您可以使用BigInteger,它会使您的代码更简单。它有一个构造函数,您可以在其中传递一个字符串和要使用的基数(在您的情况下为 2)。
Then you can do a XOR calling public BigInteger xor(BigInteger val)(see docsor take a look to openjdk BigInteger's code)
然后您可以进行 XOR 调用public BigInteger xor(BigInteger val)(请参阅文档或查看openjdk BigInteger 的代码)
回答by ian
You could also consider something like this:
你也可以考虑这样的事情:
String lseq = "0011111111101111111111111100101101111100110000001011111000010100";
String tseq = "0011111111100000110011001100110011001100110011001100110011001100";
String hseq = "0011111111110010010111110100010111100000101101001110000100011110";
StringBuilder sb = new StringBuilder();
for(int i = 0; i < lseq.length(); i++)
sb.append((lseq.charAt(i) - '0' ^ tseq.charAt(i) - '0' ^ hseq.charAt(i) - '0'));
String result = sb.toString();
System.out.println(result);
Under the hood, a charis treated like an intin that the numeric value represents a pre-defined character.
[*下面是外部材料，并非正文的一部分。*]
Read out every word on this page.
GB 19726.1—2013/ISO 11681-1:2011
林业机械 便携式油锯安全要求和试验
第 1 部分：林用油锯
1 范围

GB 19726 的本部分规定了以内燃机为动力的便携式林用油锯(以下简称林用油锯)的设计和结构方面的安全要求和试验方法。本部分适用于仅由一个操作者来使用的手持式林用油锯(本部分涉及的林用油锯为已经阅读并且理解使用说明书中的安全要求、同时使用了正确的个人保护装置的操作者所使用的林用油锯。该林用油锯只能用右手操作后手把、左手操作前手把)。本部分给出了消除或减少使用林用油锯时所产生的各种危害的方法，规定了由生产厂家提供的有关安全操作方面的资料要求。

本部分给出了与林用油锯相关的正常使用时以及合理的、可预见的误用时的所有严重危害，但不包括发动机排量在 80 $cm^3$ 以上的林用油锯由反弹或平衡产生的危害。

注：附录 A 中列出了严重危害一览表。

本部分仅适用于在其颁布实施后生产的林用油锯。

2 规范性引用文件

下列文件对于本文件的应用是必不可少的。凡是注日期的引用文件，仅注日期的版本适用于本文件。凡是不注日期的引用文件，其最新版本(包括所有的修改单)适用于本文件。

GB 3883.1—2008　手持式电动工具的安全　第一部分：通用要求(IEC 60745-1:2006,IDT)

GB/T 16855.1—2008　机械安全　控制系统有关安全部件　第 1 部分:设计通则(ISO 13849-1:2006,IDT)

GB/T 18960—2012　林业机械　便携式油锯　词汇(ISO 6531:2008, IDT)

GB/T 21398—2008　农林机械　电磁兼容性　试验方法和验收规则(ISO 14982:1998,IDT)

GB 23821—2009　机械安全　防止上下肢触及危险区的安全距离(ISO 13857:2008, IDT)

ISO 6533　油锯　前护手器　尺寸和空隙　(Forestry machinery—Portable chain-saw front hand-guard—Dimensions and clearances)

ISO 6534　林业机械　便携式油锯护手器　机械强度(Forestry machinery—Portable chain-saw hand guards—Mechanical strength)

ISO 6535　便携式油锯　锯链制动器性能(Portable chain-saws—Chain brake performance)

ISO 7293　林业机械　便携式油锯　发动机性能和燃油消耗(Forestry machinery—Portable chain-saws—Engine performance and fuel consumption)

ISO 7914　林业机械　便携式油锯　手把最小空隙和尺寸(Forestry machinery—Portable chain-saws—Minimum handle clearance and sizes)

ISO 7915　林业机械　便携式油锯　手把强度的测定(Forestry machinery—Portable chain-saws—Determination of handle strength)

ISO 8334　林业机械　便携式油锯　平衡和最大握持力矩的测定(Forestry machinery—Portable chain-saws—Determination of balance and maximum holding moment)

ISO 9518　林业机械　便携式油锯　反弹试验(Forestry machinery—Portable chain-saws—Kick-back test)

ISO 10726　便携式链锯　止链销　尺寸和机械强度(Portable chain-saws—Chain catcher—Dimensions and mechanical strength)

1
We can subtract the value of the character '0' from our character (knowing that the value of '1' is only 1 more than '0') and get either 0 or 1, which can be used with the ^operator.
在幕后, achar被视为 an int,因为数值表示预定义的字符。我们可以从我们的字符中减去字符'0'的值(知道'1'的值只比'0'多1)得到0或1,可以和^运算符一起使用。